Risks associated with apps that share data, according to the centre, include the hidden collection of data pertaining to a user’s movements, behaviours, and preferences, even if such settings are off.
“This is a huge concern as aggregate data can reveal patterns or behaviours about individuals and organizations, or state secrets from government institutions,” the centre said.
Other risks include user data that is sent to offshore servers, the sharing of unencrypted PII that renders it vulnerable to eavesdropping and tampering, the sale of data to third parties, and the re-identification of an individual after anonymization.
The centre also explained that metadata—embedded information that describes the content and context of data—can be extracted by device cookies and shared without user knowledge.

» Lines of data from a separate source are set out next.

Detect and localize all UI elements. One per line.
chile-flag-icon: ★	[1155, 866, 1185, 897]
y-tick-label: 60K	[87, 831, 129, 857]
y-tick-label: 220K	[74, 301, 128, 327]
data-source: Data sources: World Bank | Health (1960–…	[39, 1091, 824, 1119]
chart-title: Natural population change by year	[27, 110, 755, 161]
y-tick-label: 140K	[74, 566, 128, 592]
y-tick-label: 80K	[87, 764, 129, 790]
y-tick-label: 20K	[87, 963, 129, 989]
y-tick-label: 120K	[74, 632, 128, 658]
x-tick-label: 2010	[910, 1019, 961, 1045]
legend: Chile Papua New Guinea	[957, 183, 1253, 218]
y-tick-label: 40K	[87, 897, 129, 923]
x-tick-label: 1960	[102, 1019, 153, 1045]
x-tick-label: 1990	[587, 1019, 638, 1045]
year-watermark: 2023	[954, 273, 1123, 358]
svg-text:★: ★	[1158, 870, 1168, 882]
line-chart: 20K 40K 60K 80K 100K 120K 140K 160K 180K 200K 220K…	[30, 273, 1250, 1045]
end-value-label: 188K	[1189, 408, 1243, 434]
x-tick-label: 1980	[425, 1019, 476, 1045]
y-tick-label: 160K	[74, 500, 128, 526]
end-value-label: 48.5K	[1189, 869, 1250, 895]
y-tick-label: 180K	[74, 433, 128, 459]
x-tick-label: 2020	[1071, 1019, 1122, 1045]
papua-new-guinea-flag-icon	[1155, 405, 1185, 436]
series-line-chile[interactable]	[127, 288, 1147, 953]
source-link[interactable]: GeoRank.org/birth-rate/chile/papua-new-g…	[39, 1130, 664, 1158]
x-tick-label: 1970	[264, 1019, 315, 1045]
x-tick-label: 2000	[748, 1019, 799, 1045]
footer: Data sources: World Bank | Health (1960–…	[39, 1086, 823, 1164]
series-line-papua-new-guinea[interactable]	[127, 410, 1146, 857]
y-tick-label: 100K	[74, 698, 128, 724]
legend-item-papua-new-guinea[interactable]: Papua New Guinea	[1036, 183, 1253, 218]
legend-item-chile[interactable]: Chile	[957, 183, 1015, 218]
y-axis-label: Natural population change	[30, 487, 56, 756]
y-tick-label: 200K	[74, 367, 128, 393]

It’s crucial for businesses and individuals to be aware of the privacy settings for the apps users install, the centre says. It offered organizations several tips on how to protect proprietary data. Advice included disabling app access to device tools such as the camera, if possible, blocking unapproved apps on corporate devices, applying security patches and updates, conducting privacy setting audits, and instructing users on how to identify phishing attacks.
Individuals, it said, can consider whether app functionality needs access, for example, to data pertaining to one’s camera, storage, location, and microphone. Users can refrain from using social media to log into apps, deny location permissions, use complex passwords, and hide location. The centre also suggests users encrypt data streams using a virtual private network (VPN).
The Cyber Centre suggested users only use apps from trusted sources and check out reviews of an app’s developer or vendor to assess their security practices.
“Take time to understand the platform’s privacy, data collection, and data use policies. Also, understand the vendor’s terms and conditions and permissions requirements,” the centre said.